Sometimes the patterns that develop during data analysis can be described as correlations: the patterns demonstrate a direct or inverse relationship between the studied variables. A direct relationship is one in which both variables change in the same direction (and by the same factor/at the same rate). For example, car accidents at higher speeds tend to result in more severe injuries. An inverse relationship, in contrast, is one in which the two variables change in opposite directions (but still by the same factor/at the same rate). For example, students who accrue more absences tend to earn lower final grades. Importantly, the most you can usually state is that there is—or seems to be—a correlation of some type between your variables.

Causation, in which there is a cause-and-effect relationship between the variables, is extremely difficult to demonstrate. WRIT 250 projects customarily cannot claim a pattern of causation as the projects do not control for enough variables. As such, you want to analyze your data for correlational relationships, in which there seem to be connections between one variable and another. You want to avoid indicating that one of your variables “causes” another variable to shift.
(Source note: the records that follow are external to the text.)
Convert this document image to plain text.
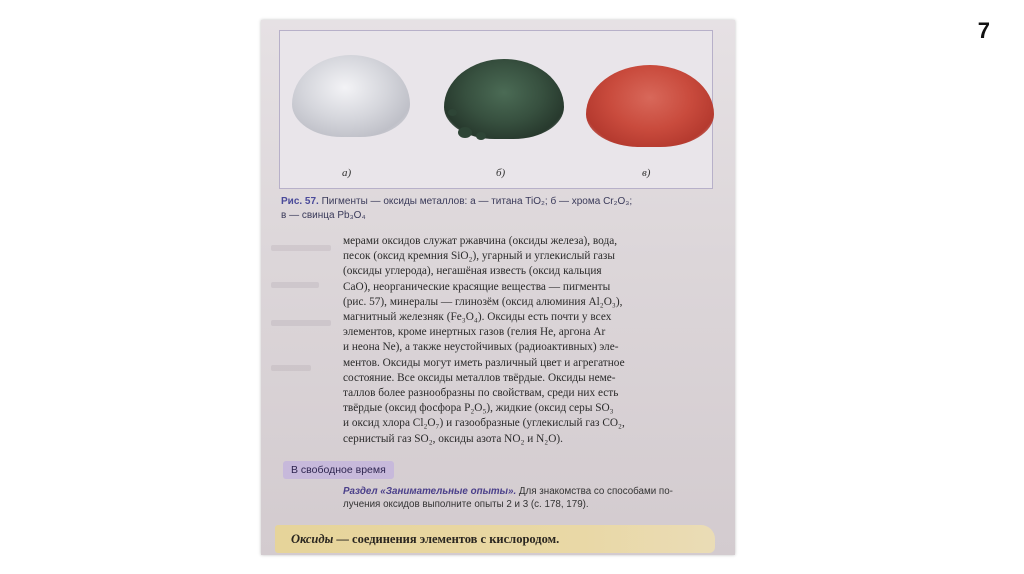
7
а)	б)	в)
Рис. 57. Пигменты — оксиды металлов: а — титана TiO₂; б — хрома Cr₂O₃;
в — свинца Pb₃O₄

мерами оксидов служат ржавчина (оксиды железа), вода,

песок (оксид кремния SiO₂), угарный и углекислый газы

(оксиды углерода), негашёная известь (оксид кальция

CaO), неорганические красящие вещества — пигменты

(рис. 57), минералы — глинозём (оксид алюминия Al₂O₃),

магнитный железняк (Fe₃O₄). Оксиды есть почти у всех

элементов, кроме инертных газов (гелия He, аргона Ar

и неона Ne), а также неустойчивых (радиоактивных) эле-

ментов. Оксиды могут иметь различный цвет и агрегатное

состояние. Все оксиды металлов твёрдые. Оксиды неме-

таллов более разнообразны по свойствам, среди них есть

твёрдые (оксид фосфора P₂O₅), жидкие (оксид серы SO₃

и оксид хлора Cl₂O₇) и газообразные (углекислый газ CO₂,

сернистый газ SO₂, оксиды азота NO₂ и N₂O).

В свободное время
Раздел «Занимательные опыты». Для знакомства со способами по-
лучения оксидов выполните опыты 2 и 3 (с. 178, 179).
Оксиды — соединения элементов с кислородом.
You also want to be sure that the correlations themselves make sense—that there is, in fact, a relationship that can be logically seen between your variables. For a visual representation of why not all correlations work, here is a “good” example of a problematic correlation:

While this chart does indicate that there is a similarity in the shape of the lines representing the number of letters in the winning spelling bee words and the number of people killed by venomous spiders from 1999 to 2009, no logical relationship—either causal or correlative in nature—actually exists between the two. (For more examples of such charts, you can peruse the more than 30,000 examples at Tyler Vigen’s Spurious Correlations.)